Wavetronix v. EIS Electronic Integrated Systems (Fed. Cir. 2009)
Wavetronix’s patent covers a big brother sensor to monitor vehicle trafic and to ensure that drivers are properly using the carpool (high-occupancy vehicle) lane. EIS was accused of infringement but convinced the Utah-based district court to grant summary judgment of non-infringement.
On appeal, the Federal Circuit has affirmed – largely based on claim construction of the claim term “probability density function estimate” or PDFE used to define the traffic lanes.
The excerpted claim reads as follows: 1. … a method for defining traffic lanes, comprising … b. generating a probability density function estimation … of said selectable plurality of vehicles; and c. defining said traffic lanes … from said probability density function estimation.
Writing for the court, Judge Patel (sitting by designation from the N.D. of Cal.) construed PDFE to as “a finite data set large enough to approximate a function of a continuous variable whose integral over a region gives the probability that a random variable falls within the region.”
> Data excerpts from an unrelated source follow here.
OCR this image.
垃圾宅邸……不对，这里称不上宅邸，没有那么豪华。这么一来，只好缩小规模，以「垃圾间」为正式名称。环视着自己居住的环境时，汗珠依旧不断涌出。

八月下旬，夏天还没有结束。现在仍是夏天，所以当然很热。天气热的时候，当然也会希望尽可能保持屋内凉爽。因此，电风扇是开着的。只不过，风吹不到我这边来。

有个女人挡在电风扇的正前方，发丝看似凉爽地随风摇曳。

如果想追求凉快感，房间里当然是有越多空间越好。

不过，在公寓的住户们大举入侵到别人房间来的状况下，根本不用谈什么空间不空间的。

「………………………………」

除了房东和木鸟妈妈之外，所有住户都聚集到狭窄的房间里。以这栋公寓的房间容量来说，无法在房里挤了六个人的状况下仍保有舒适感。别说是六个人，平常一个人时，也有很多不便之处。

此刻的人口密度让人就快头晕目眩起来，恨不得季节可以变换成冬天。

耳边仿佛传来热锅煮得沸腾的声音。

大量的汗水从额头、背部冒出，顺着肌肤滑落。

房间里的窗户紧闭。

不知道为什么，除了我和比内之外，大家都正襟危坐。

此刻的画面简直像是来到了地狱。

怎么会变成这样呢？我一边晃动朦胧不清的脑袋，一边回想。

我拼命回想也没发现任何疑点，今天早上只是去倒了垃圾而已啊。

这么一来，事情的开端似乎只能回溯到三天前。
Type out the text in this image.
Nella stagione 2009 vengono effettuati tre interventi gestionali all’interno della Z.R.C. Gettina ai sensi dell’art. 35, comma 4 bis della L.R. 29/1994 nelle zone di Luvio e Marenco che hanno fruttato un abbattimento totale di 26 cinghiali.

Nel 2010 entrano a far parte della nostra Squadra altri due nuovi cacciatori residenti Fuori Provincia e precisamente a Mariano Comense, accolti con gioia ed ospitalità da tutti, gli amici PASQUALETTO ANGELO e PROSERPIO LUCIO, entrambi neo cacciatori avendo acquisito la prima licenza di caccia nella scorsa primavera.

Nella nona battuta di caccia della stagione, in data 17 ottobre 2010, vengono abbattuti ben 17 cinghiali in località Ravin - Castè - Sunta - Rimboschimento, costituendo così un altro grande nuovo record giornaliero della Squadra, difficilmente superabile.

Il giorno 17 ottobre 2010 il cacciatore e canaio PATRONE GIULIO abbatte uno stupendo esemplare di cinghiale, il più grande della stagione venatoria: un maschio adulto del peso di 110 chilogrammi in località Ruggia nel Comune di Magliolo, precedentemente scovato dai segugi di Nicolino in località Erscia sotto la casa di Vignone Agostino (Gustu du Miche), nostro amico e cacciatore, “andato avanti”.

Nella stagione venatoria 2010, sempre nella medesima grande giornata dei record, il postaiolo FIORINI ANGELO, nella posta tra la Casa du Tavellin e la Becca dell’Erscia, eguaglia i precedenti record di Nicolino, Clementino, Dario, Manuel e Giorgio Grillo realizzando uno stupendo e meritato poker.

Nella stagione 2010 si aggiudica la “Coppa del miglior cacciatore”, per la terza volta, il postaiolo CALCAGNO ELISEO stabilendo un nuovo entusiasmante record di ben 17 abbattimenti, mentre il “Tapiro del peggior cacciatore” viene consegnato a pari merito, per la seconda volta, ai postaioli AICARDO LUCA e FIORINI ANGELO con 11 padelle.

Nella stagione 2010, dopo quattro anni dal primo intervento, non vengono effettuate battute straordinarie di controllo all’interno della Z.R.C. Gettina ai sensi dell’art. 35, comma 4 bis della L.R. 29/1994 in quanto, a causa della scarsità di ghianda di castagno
[Updated] That definition - requiring an approximation of a continuous variable – helps EIS. The EIS system can also automatically define the traffic lanes based on traffic data, but the company claims that its device does not do so with “probability analysis” but rather uses large binary bins. Based on this distinction Judge Patel held that the EIS system data is “too coarse” to be a PDFE.
Even in a close case such as this, the court held that the DOE cannot rescue the patentee because of the tight requirements of element-by-element application of the DOE and the doctrine of vitiation.